= Caroline A. Hall =

Caroline Arabella Hall (1838 – December 11, 1918) was one of the eight founders of the National Grange of the Order of Patrons of Husbandry, an American agricultural fraternal organization better known as The Grange or Grange Hall.

==Biography==
Hall was born in Boston in 1838 to Hepzibah and Nathanial Hall.

She played a key role in assuring that women would be on an equal footing with men from the first inception of the Grange movement, feeling that because the family farm included women, then so should the organization that the family would join. Aware through her rural teaching that farm women were usually isolated on the farm, she saw that the Grange would offer an important opportunity for women to expand their talents. She became Oliver Hudson Kelley's assistant (she was also his niece). It was through her attention to detail and correspondence that Kelley's dream became a reality in organizing the Grange. The National Grange later dignified her vital contributions to the formation of the Order by recognizing her as co-equal with the other seven founders, stating:

Caroline Arabella Hall should have been named among the Founders because of her great influence on the fundamental structure of the Order. It was she who insisted that, "Your organization will not succeed unless you give an equal place to women."

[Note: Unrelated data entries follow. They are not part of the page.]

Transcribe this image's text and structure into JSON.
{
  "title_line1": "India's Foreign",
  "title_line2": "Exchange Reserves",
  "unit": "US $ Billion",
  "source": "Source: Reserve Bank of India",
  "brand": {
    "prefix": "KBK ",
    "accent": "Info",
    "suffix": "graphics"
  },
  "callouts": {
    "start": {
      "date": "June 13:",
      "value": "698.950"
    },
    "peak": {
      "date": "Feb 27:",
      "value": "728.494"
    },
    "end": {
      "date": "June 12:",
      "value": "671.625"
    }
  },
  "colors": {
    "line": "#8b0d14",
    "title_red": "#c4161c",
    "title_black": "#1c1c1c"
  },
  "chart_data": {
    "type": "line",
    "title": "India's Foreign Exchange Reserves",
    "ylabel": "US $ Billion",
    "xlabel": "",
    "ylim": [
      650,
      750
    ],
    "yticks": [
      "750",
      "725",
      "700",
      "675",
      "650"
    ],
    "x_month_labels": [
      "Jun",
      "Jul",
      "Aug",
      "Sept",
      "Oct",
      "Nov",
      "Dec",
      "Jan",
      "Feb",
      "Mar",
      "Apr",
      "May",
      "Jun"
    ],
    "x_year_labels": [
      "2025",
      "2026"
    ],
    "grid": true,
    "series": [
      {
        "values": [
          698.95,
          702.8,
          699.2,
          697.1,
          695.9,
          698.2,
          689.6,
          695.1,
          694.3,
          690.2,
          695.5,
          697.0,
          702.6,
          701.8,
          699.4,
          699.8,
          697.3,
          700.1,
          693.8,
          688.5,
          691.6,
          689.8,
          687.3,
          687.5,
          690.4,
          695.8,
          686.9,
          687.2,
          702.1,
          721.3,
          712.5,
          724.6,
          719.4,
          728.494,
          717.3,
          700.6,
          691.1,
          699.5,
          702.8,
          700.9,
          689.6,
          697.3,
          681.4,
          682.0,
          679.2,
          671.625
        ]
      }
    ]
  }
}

The city of Carrabelle, Florida, which was founded by her uncle in the late 1870s, was named after her. Hall also served as the town's first postmaster.

Hall lived with her brother, Albert R. Hall for many years on a farm near Knapp, Wisconsin, and inherited it on his death in 1905. Failing health caused her to move to an apartment in Minneapolis. On October 11, 1918, she was involved in an automobile accident near French Lick, Indiana, from which she never recovered, and she died at the age of 80 on December 11, 1918.

Hall was interred at Lake Wood Cemetery in Minneapolis. A friend said of her, "She just lived being sweet and lovely to everyone."

The eight founders of the Grange were Oliver Hudson Kelley, William Saunders, Francis M. McDowell, John Trimble, Aaron B. Grosh, John R. Thompson, William M. Ireland, and—recognized later than the other seven—Hall.